Christopher Wool creates a dialogue between the abstract and symbolic in his distortion of his beginning image. Untitled (S171) is demonstrative of Wool's ability to vacillate between figural symbols and abstraction. Wool is influenced by both the Abstract Expressionist movement in his gesture and the Minimalism movement in his restricted muted palate. Created by layering different types of imagery and image-making techniques, Wool's complex compositions simultaneously reveal their construction and deconstruction registering the process of their creation in the work's final form.

In Untitled (S171) Wool first draws lines on the canvas with a spray gun and then, directly after, wipes them out again with a rag drenched in solvent creating a radically different picture in which black graphic symbols fight for attention against smeared surface.
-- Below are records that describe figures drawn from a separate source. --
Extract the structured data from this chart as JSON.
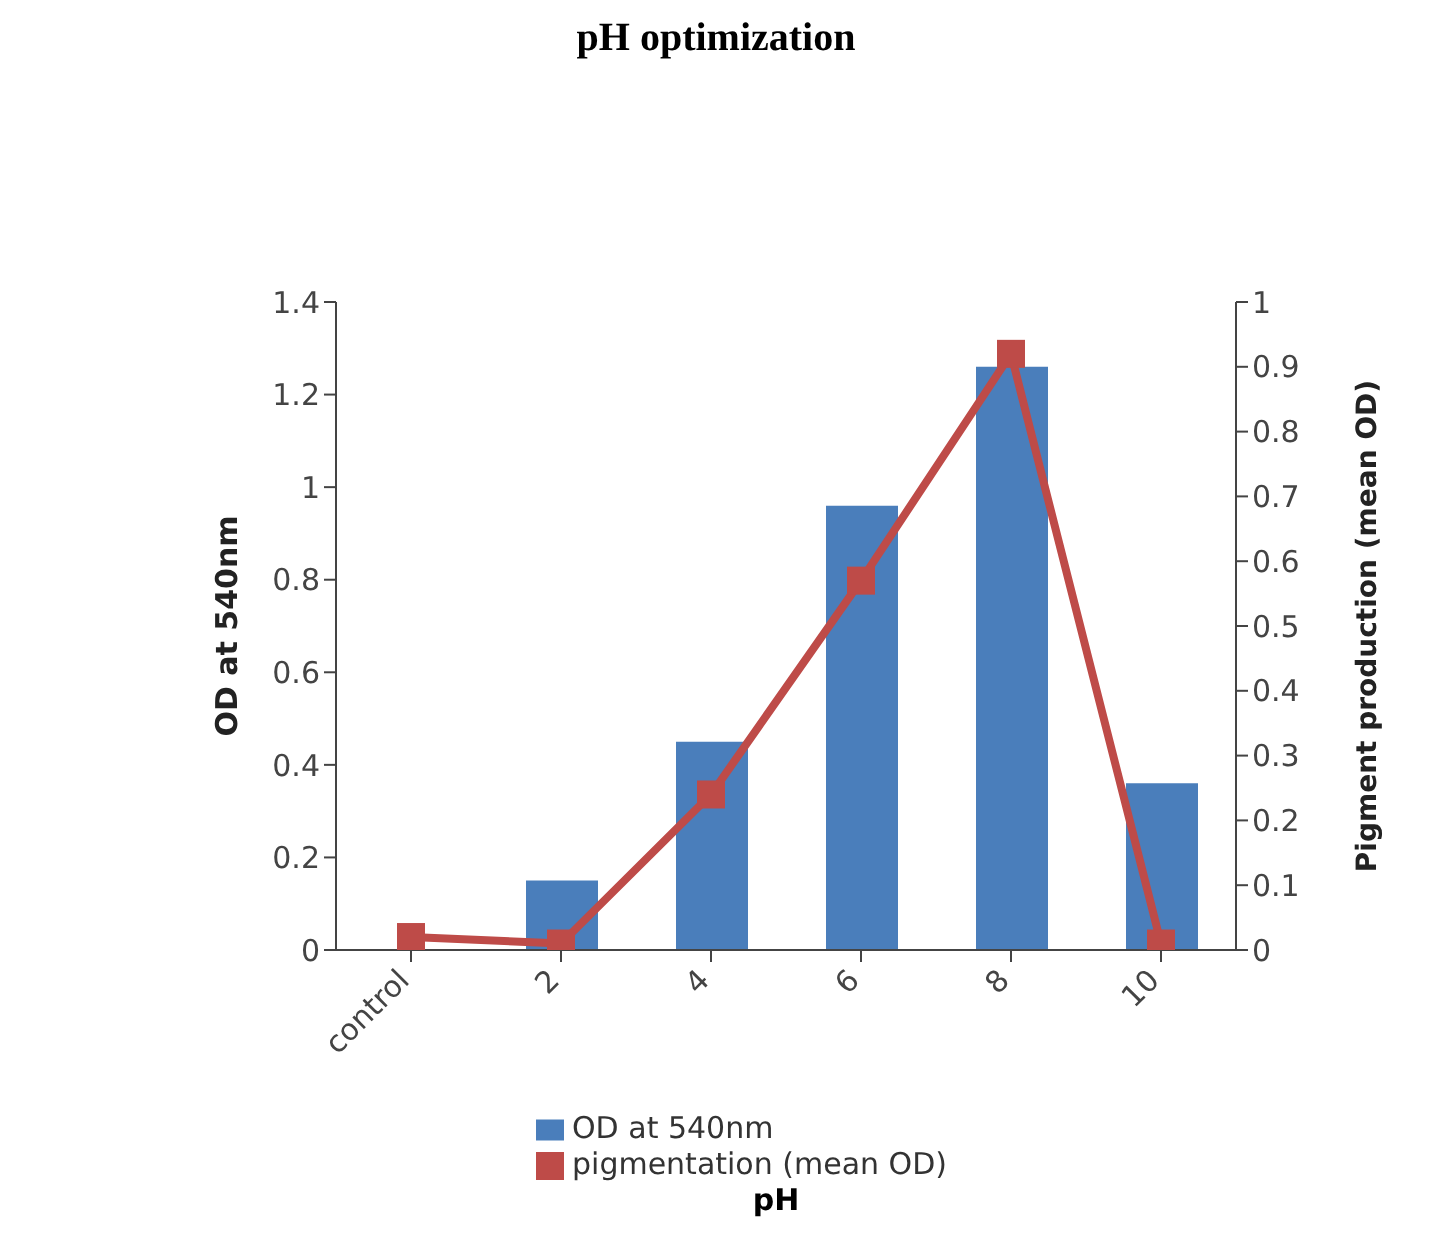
{
  "chart_data": {
    "type": "bar",
    "title": "pH optimization",
    "xlabel": "pH",
    "ylabel": "OD at 540nm",
    "y2label": "Pigment production (mean OD)",
    "categories": [
      "control",
      "2",
      "4",
      "6",
      "8",
      "10"
    ],
    "series": [
      {
        "name": "OD at 540nm",
        "color": "#4a7ebb",
        "values": [
          null,
          0.15,
          0.45,
          0.96,
          1.26,
          0.36
        ]
      },
      {
        "name": "pigmentation (mean OD)",
        "type": "line",
        "axis": "y2",
        "color": "#be4b48",
        "marker": "square",
        "values": [
          0.02,
          0.01,
          0.24,
          0.57,
          0.92,
          0.01
        ]
      }
    ],
    "ylim": [
      0,
      1.4
    ],
    "yticks": [
      0,
      0.2,
      0.4,
      0.6,
      0.8,
      1,
      1.2,
      1.4
    ],
    "y2lim": [
      0,
      1
    ],
    "y2ticks": [
      0,
      0.1,
      0.2,
      0.3,
      0.4,
      0.5,
      0.6,
      0.7,
      0.8,
      0.9,
      1
    ],
    "grid": false,
    "legend": "bottom"
  }
}
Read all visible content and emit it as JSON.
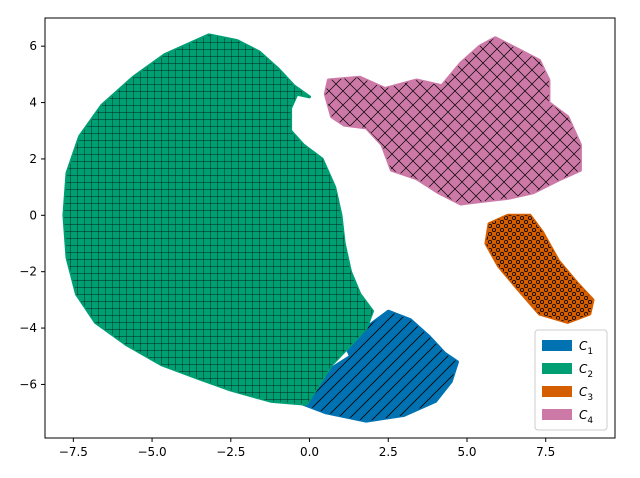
{
  "chart_data": {
    "type": "scatter",
    "title": "",
    "xlabel": "",
    "ylabel": "",
    "xlim": [
      -8.4,
      9.7
    ],
    "ylim": [
      -7.9,
      7.0
    ],
    "grid": false,
    "legend_position": "lower-right",
    "x_ticks": [
      -7.5,
      -5.0,
      -2.5,
      0.0,
      2.5,
      5.0,
      7.5
    ],
    "y_ticks": [
      -6,
      -4,
      -2,
      0,
      2,
      4,
      6
    ],
    "x_tick_labels": [
      "−7.5",
      "−5.0",
      "−2.5",
      "0.0",
      "2.5",
      "5.0",
      "7.5"
    ],
    "y_tick_labels": [
      "−6",
      "−4",
      "−2",
      "0",
      "2",
      "4",
      "6"
    ],
    "series": [
      {
        "name": "C1",
        "label_main": "C",
        "label_sub": "1",
        "color": "#0072b2",
        "hatch": "diagonal",
        "region": [
          [
            1.9,
            -3.9
          ],
          [
            2.5,
            -3.4
          ],
          [
            3.2,
            -3.7
          ],
          [
            3.8,
            -4.3
          ],
          [
            4.3,
            -4.9
          ],
          [
            4.7,
            -5.2
          ],
          [
            4.5,
            -5.9
          ],
          [
            4.0,
            -6.6
          ],
          [
            3.0,
            -7.1
          ],
          [
            1.8,
            -7.3
          ],
          [
            0.5,
            -7.0
          ],
          [
            -0.2,
            -6.7
          ],
          [
            -0.3,
            -6.4
          ],
          [
            0.3,
            -5.8
          ],
          [
            0.6,
            -5.5
          ],
          [
            1.3,
            -5.0
          ],
          [
            1.1,
            -4.5
          ]
        ]
      },
      {
        "name": "C2",
        "label_main": "C",
        "label_sub": "2",
        "color": "#009e73",
        "hatch": "grid",
        "region": [
          [
            -3.2,
            6.4
          ],
          [
            -2.3,
            6.2
          ],
          [
            -1.6,
            5.8
          ],
          [
            -1.0,
            5.2
          ],
          [
            -0.5,
            4.6
          ],
          [
            0.0,
            4.2
          ],
          [
            -0.4,
            4.3
          ],
          [
            -0.6,
            3.8
          ],
          [
            -0.6,
            3.0
          ],
          [
            -0.2,
            2.5
          ],
          [
            0.4,
            2.0
          ],
          [
            0.8,
            1.0
          ],
          [
            1.0,
            0.0
          ],
          [
            1.1,
            -1.0
          ],
          [
            1.3,
            -2.0
          ],
          [
            1.6,
            -2.8
          ],
          [
            2.0,
            -3.4
          ],
          [
            1.8,
            -4.0
          ],
          [
            1.3,
            -4.6
          ],
          [
            0.7,
            -5.3
          ],
          [
            0.3,
            -6.0
          ],
          [
            -0.1,
            -6.7
          ],
          [
            -1.2,
            -6.6
          ],
          [
            -2.5,
            -6.2
          ],
          [
            -3.5,
            -5.8
          ],
          [
            -4.7,
            -5.3
          ],
          [
            -5.8,
            -4.6
          ],
          [
            -6.8,
            -3.8
          ],
          [
            -7.4,
            -2.8
          ],
          [
            -7.7,
            -1.5
          ],
          [
            -7.8,
            0.0
          ],
          [
            -7.7,
            1.5
          ],
          [
            -7.3,
            2.8
          ],
          [
            -6.6,
            3.9
          ],
          [
            -5.6,
            4.9
          ],
          [
            -4.6,
            5.7
          ]
        ]
      },
      {
        "name": "C3",
        "label_main": "C",
        "label_sub": "3",
        "color": "#d55e00",
        "hatch": "dots",
        "region": [
          [
            6.3,
            0.0
          ],
          [
            7.0,
            0.0
          ],
          [
            7.4,
            -0.6
          ],
          [
            7.9,
            -1.6
          ],
          [
            8.5,
            -2.4
          ],
          [
            9.0,
            -3.0
          ],
          [
            8.9,
            -3.5
          ],
          [
            8.2,
            -3.8
          ],
          [
            7.3,
            -3.5
          ],
          [
            6.6,
            -2.6
          ],
          [
            6.0,
            -1.8
          ],
          [
            5.6,
            -1.0
          ],
          [
            5.7,
            -0.3
          ]
        ]
      },
      {
        "name": "C4",
        "label_main": "C",
        "label_sub": "4",
        "color": "#cc79a7",
        "hatch": "crosshatch",
        "region": [
          [
            0.6,
            4.8
          ],
          [
            1.6,
            4.9
          ],
          [
            2.4,
            4.5
          ],
          [
            3.4,
            4.8
          ],
          [
            4.2,
            4.6
          ],
          [
            4.8,
            5.4
          ],
          [
            5.4,
            6.0
          ],
          [
            5.9,
            6.3
          ],
          [
            6.6,
            5.9
          ],
          [
            7.3,
            5.5
          ],
          [
            7.6,
            4.8
          ],
          [
            7.6,
            4.0
          ],
          [
            8.2,
            3.5
          ],
          [
            8.6,
            2.5
          ],
          [
            8.6,
            1.6
          ],
          [
            8.0,
            1.3
          ],
          [
            7.1,
            0.8
          ],
          [
            6.3,
            0.6
          ],
          [
            5.5,
            0.5
          ],
          [
            4.8,
            0.4
          ],
          [
            4.1,
            0.8
          ],
          [
            3.4,
            1.3
          ],
          [
            2.6,
            1.6
          ],
          [
            2.3,
            2.5
          ],
          [
            1.8,
            3.1
          ],
          [
            1.1,
            3.2
          ],
          [
            0.7,
            3.5
          ],
          [
            0.5,
            4.3
          ]
        ]
      }
    ]
  }
}
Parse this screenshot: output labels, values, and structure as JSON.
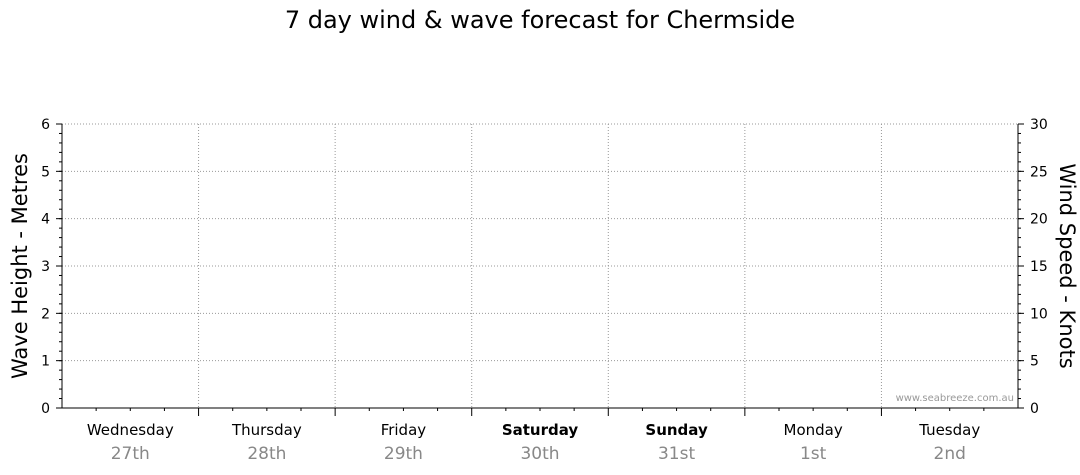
{
  "title": "7 day wind & wave forecast for Chermside",
  "watermark": "www.seabreeze.com.au",
  "chart_data": {
    "type": "line",
    "series": [],
    "y_left": {
      "label": "Wave Height - Metres",
      "range": [
        0,
        6
      ],
      "ticks": [
        0,
        1,
        2,
        3,
        4,
        5,
        6
      ]
    },
    "y_right": {
      "label": "Wind Speed - Knots",
      "range": [
        0,
        30
      ],
      "ticks": [
        0,
        5,
        10,
        15,
        20,
        25,
        30
      ]
    },
    "grid": true,
    "days": [
      {
        "name": "Wednesday",
        "date": "27th",
        "bold": false
      },
      {
        "name": "Thursday",
        "date": "28th",
        "bold": false
      },
      {
        "name": "Friday",
        "date": "29th",
        "bold": false
      },
      {
        "name": "Saturday",
        "date": "30th",
        "bold": true
      },
      {
        "name": "Sunday",
        "date": "31st",
        "bold": true
      },
      {
        "name": "Monday",
        "date": "1st",
        "bold": false
      },
      {
        "name": "Tuesday",
        "date": "2nd",
        "bold": false
      }
    ]
  }
}
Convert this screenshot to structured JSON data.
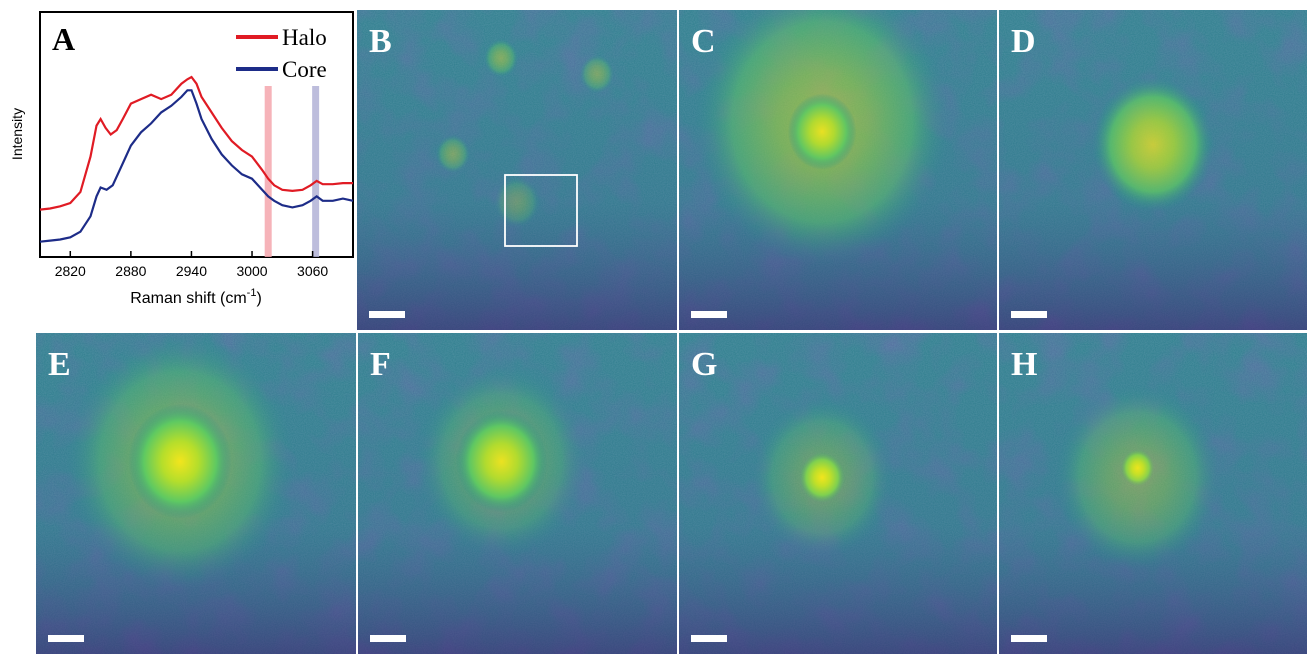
{
  "chart_data": {
    "type": "line",
    "title": "",
    "panel_label": "A",
    "xlabel": "Raman shift (cm",
    "xlabel_sup": "-1",
    "xlabel_close": ")",
    "ylabel": "Intensity",
    "xlim": [
      2790,
      3100
    ],
    "ylim": [
      0,
      1
    ],
    "xticks": [
      2820,
      2880,
      2940,
      3000,
      3060
    ],
    "grid": false,
    "legend_position": "top-right",
    "highlight_bands": [
      {
        "x": 3016,
        "color": "#f4a6ad"
      },
      {
        "x": 3063,
        "color": "#b1b1d6"
      }
    ],
    "series": [
      {
        "name": "Halo",
        "color": "#e01b24",
        "x": [
          2790,
          2800,
          2810,
          2820,
          2830,
          2840,
          2846,
          2850,
          2855,
          2860,
          2866,
          2872,
          2880,
          2890,
          2900,
          2910,
          2920,
          2930,
          2936,
          2940,
          2945,
          2950,
          2960,
          2970,
          2980,
          2990,
          3000,
          3010,
          3016,
          3022,
          3030,
          3040,
          3050,
          3058,
          3064,
          3070,
          3080,
          3090,
          3100
        ],
        "y": [
          0.16,
          0.165,
          0.175,
          0.19,
          0.24,
          0.4,
          0.54,
          0.57,
          0.53,
          0.5,
          0.52,
          0.57,
          0.64,
          0.66,
          0.68,
          0.66,
          0.68,
          0.73,
          0.75,
          0.76,
          0.73,
          0.67,
          0.6,
          0.53,
          0.47,
          0.43,
          0.4,
          0.34,
          0.3,
          0.27,
          0.25,
          0.245,
          0.25,
          0.27,
          0.29,
          0.275,
          0.275,
          0.28,
          0.28
        ]
      },
      {
        "name": "Core",
        "color": "#1d2c88",
        "x": [
          2790,
          2800,
          2810,
          2820,
          2830,
          2840,
          2846,
          2850,
          2856,
          2862,
          2870,
          2880,
          2890,
          2900,
          2910,
          2920,
          2930,
          2936,
          2940,
          2945,
          2950,
          2960,
          2970,
          2980,
          2990,
          3000,
          3010,
          3016,
          3022,
          3030,
          3040,
          3050,
          3058,
          3064,
          3070,
          3080,
          3090,
          3100
        ],
        "y": [
          0.015,
          0.02,
          0.025,
          0.035,
          0.06,
          0.13,
          0.22,
          0.26,
          0.25,
          0.27,
          0.35,
          0.45,
          0.51,
          0.55,
          0.6,
          0.63,
          0.67,
          0.7,
          0.7,
          0.64,
          0.57,
          0.48,
          0.41,
          0.36,
          0.32,
          0.3,
          0.25,
          0.22,
          0.2,
          0.18,
          0.17,
          0.18,
          0.2,
          0.22,
          0.2,
          0.2,
          0.21,
          0.2
        ]
      }
    ]
  },
  "image_panels": [
    {
      "id": "B",
      "label": "B",
      "inset_box": true,
      "blobs": [
        [
          0.5,
          0.6,
          0.08,
          0.25
        ],
        [
          0.45,
          0.15,
          0.06,
          0.4
        ],
        [
          0.75,
          0.2,
          0.06,
          0.35
        ],
        [
          0.3,
          0.45,
          0.06,
          0.35
        ]
      ]
    },
    {
      "id": "C",
      "label": "C",
      "inset_box": false,
      "blobs": [
        [
          0.45,
          0.35,
          0.45,
          0.5
        ],
        [
          0.45,
          0.38,
          0.12,
          0.9
        ]
      ]
    },
    {
      "id": "D",
      "label": "D",
      "inset_box": false,
      "blobs": [
        [
          0.5,
          0.42,
          0.22,
          0.75
        ]
      ]
    },
    {
      "id": "E",
      "label": "E",
      "inset_box": false,
      "blobs": [
        [
          0.45,
          0.4,
          0.4,
          0.4
        ],
        [
          0.45,
          0.4,
          0.18,
          1.0
        ]
      ]
    },
    {
      "id": "F",
      "label": "F",
      "inset_box": false,
      "blobs": [
        [
          0.45,
          0.4,
          0.3,
          0.3
        ],
        [
          0.45,
          0.4,
          0.16,
          0.95
        ]
      ]
    },
    {
      "id": "G",
      "label": "G",
      "inset_box": false,
      "blobs": [
        [
          0.45,
          0.45,
          0.08,
          1.0
        ],
        [
          0.45,
          0.45,
          0.25,
          0.3
        ]
      ]
    },
    {
      "id": "H",
      "label": "H",
      "inset_box": false,
      "blobs": [
        [
          0.45,
          0.42,
          0.06,
          1.0
        ],
        [
          0.45,
          0.45,
          0.3,
          0.35
        ]
      ]
    }
  ]
}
This new form of image crafting creates through a process of erasure or removal. However, Wool's erasures are all about painting, and hence, distinct from Robert Rauschenberg's Erased De Kooning Drawing 1953, a provocation that challenged the traditional authority of the genius artist and autonomy of the artwork. In Untitled (S171) the processes of painting are expanded to include both additive and subtractive mark-making to create a complex layer of meaning and image. Indeed as the artist once professed, 'I became more interested in how to paint it than what to paint'' (C. Wool, interview with A. Goldstein, 'What they're not: The Paintings of Christopher Wool', ed. A. Goldstein Christopher Wool, exh. cat., San Francisco Museum of Modern Art, San Francisco, 1998,p. 258).